The Sea-mat or Flustra (Flustra foliacea.)
1, Natural size. 2, Much magnified. s, Slit caused by drawing in of the animal a.
First, then, in the living specimen which I have here, those alcoves are not open as in the dead piece, but covered over with a transparent skin, in which, near the top of the alcove just where the curve begins, is a slit (s 2, Fig. 72). Unfortunately the membrane covering this alcove is too dense for you to distinguish the parts within. Presently, however, if you are watching a piece of this living leaf in a flat water-cell under the microscope, you will see the slit slowly open, and begin to turn as it were inside out, exactly like the finger of a glove, which has been pushed in at the tip, gradually rises up when you put your finger inside it. As this goes on, a bundle of threads appears, at first closed like a bud, but gradually opening out into a crown of tentacles (a, Fig. 72), each one clothed with hairs. Then you will see that the slit was not exactly a slit after all, but the round edge where the sac was pushed in. Ah! you will say, you are now showing me a polyp like those on the sertularian tree. Not so fast, my friend; you have not yet studied what is still under the covering skin and hidden in the living animal. I have, however, prepared a slide with this membrane removed (see Fig. 73), and there you can observe the different parts, and learn that each one of these alcoves contains a complete animal, and not merely one among many mouths, like the polyp on the Sertularia.
Fig. 73.
Diagram of the animal in the Flustra or Sea-mat.
1, Animal protruding. 2, Animal retracted in the sheath. sh, Covering sheath. s, Slit. t, Tentacles. m, Mouth. th, Throat. st, Stomach. i, Intestine. r, Retractor muscle. e, Egg-forming parts. g, Nerve-ganglion.
Each of these little beings (a, Fig 72) living in its alcove has a mouth, throat, stomach, intestine, muscles, and nerves starting from the ganglion of nervous matter, besides all that is necessary for producing eggs and sending forth young ones. You can trace all these under the microscope (see 2, Fig. 73) as the creature lies curiously doubled up in its bed, with its body bent in a loop; the intestine i, out of which the refuse food passes, coming back close up to the slit. When it is at rest, the top of the sac in which it lies is pulled in by the retractor muscle r, and looks, as I have said, like the finger of a glove with the top pushed in. When it wishes to feed, this top is drawn out by muscles running round the sac, and the tentacles open and wave in the water (1, Fig. 73).
Look now at the alcoves, the homes of these animals; see how tiny they are and how closely they fit together. Mr. Gosse, the naturalist, has reckoned that there are 6720 alcoves in a square inch; then if you turn the leaf over you will see that there is another set, fixed back to back with these, on the other side, making in all 13,440 alcoves. Now a moderate-sized leaf of flustra measures about three square inches, taking all the rounded lobes into account, so you will see we get 40,320 as a rough estimate of the number of beings on this one leaf.
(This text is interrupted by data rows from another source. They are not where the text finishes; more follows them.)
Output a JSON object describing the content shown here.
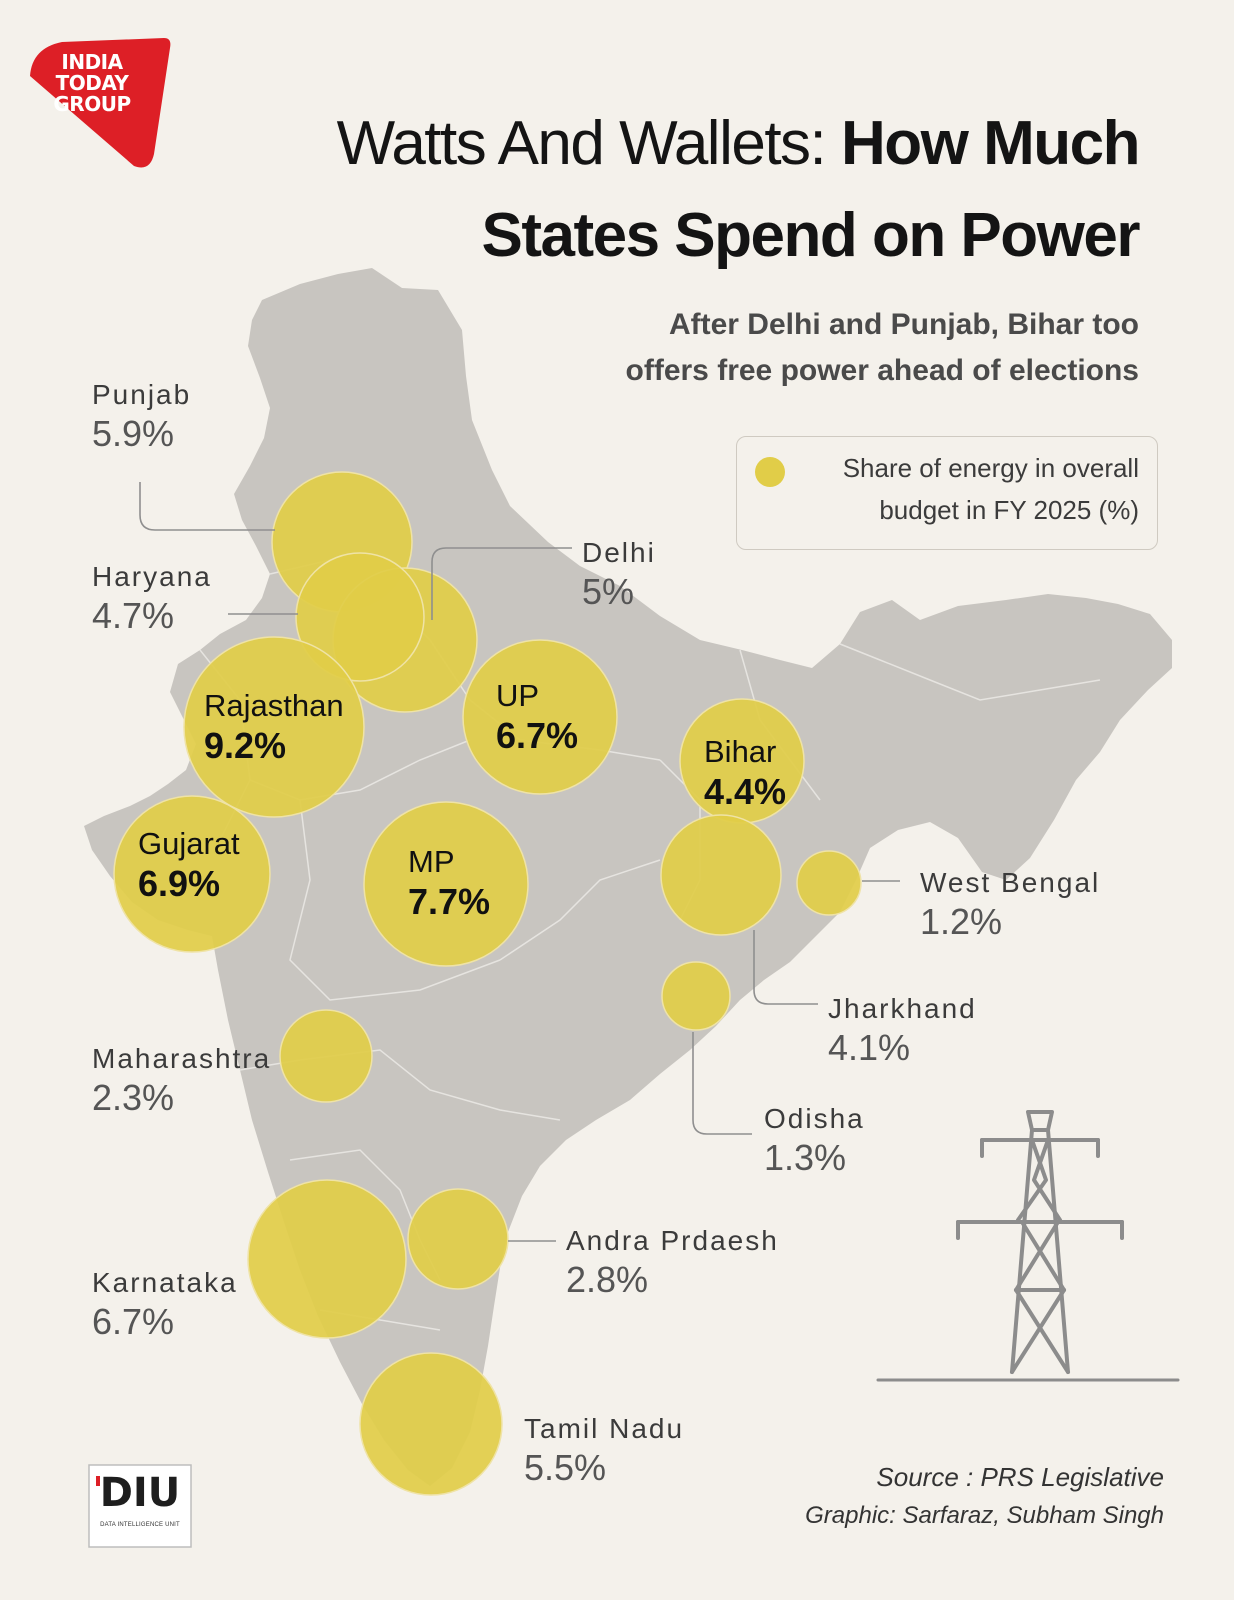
{
  "brand": {
    "logo_lines": [
      "INDIA",
      "TODAY",
      "GROUP"
    ],
    "unit_logo": "DIU",
    "unit_logo_sub": "DATA INTELLIGENCE UNIT"
  },
  "header": {
    "title_light": "Watts And Wallets: ",
    "title_bold_1": "How Much",
    "title_bold_2": "States Spend on Power",
    "subtitle_line1": "After Delhi and Punjab, Bihar too",
    "subtitle_line2": "offers free power ahead of elections"
  },
  "legend": {
    "line1": "Share of energy in overall",
    "line2": "budget in FY 2025 (%)",
    "color": "#e1cd48"
  },
  "colors": {
    "bubble": "#e1cd48",
    "map": "#c8c5c0",
    "map_border": "#e6e4e0",
    "leader": "#8f8f8f",
    "logo_red": "#dd1f26"
  },
  "chart_data": {
    "type": "proportional-symbol-map",
    "title": "Watts And Wallets: How Much States Spend on Power",
    "subtitle": "After Delhi and Punjab, Bihar too offers free power ahead of elections",
    "measure": "Share of energy in overall budget in FY 2025 (%)",
    "unit": "%",
    "states": [
      {
        "name": "Punjab",
        "display": "5.9%",
        "value": 5.9
      },
      {
        "name": "Haryana",
        "display": "4.7%",
        "value": 4.7
      },
      {
        "name": "Delhi",
        "display": "5%",
        "value": 5.0
      },
      {
        "name": "Rajasthan",
        "display": "9.2%",
        "value": 9.2
      },
      {
        "name": "UP",
        "display": "6.7%",
        "value": 6.7
      },
      {
        "name": "Bihar",
        "display": "4.4%",
        "value": 4.4
      },
      {
        "name": "Gujarat",
        "display": "6.9%",
        "value": 6.9
      },
      {
        "name": "MP",
        "display": "7.7%",
        "value": 7.7
      },
      {
        "name": "West Bengal",
        "display": "1.2%",
        "value": 1.2
      },
      {
        "name": "Jharkhand",
        "display": "4.1%",
        "value": 4.1
      },
      {
        "name": "Odisha",
        "display": "1.3%",
        "value": 1.3
      },
      {
        "name": "Maharashtra",
        "display": "2.3%",
        "value": 2.3
      },
      {
        "name": "Andra Prdaesh",
        "display": "2.8%",
        "value": 2.8
      },
      {
        "name": "Karnataka",
        "display": "6.7%",
        "value": 6.7
      },
      {
        "name": "Tamil Nadu",
        "display": "5.5%",
        "value": 5.5
      }
    ]
  },
  "footer": {
    "source": "Source : PRS Legislative",
    "credit": "Graphic: Sarfaraz, Subham Singh"
  }
}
But if you look at this tuft I have brought, you will find it is composed of twelve such leaves, and this after all is a very small part of the mass growing round my pool. Was I wrong, then, when I said that my miniature ocean contains as many millions of beings as there are stars in the heavens?
You will want to know how these leaves grew, and it is in this way. First a little free swimming animal, a mere living sac provided with lashes, settles down and grows into one little horny alcove, with its live creature inside, which in time sends off from it three to five buds, forming alcoves all round the top and sides of the first one, growing on to it. These again bud out, and you can thus easily understand that, in this way, in time a good-sized leaf is formed. Meanwhile the creatures also send forth new swimming cells, which settle down near to begin new leaves, and thus a tuft is formed; and long after the beings in earlier parts of the leaf have died and left their alcoves empty, those round the margin are still alive and spreading.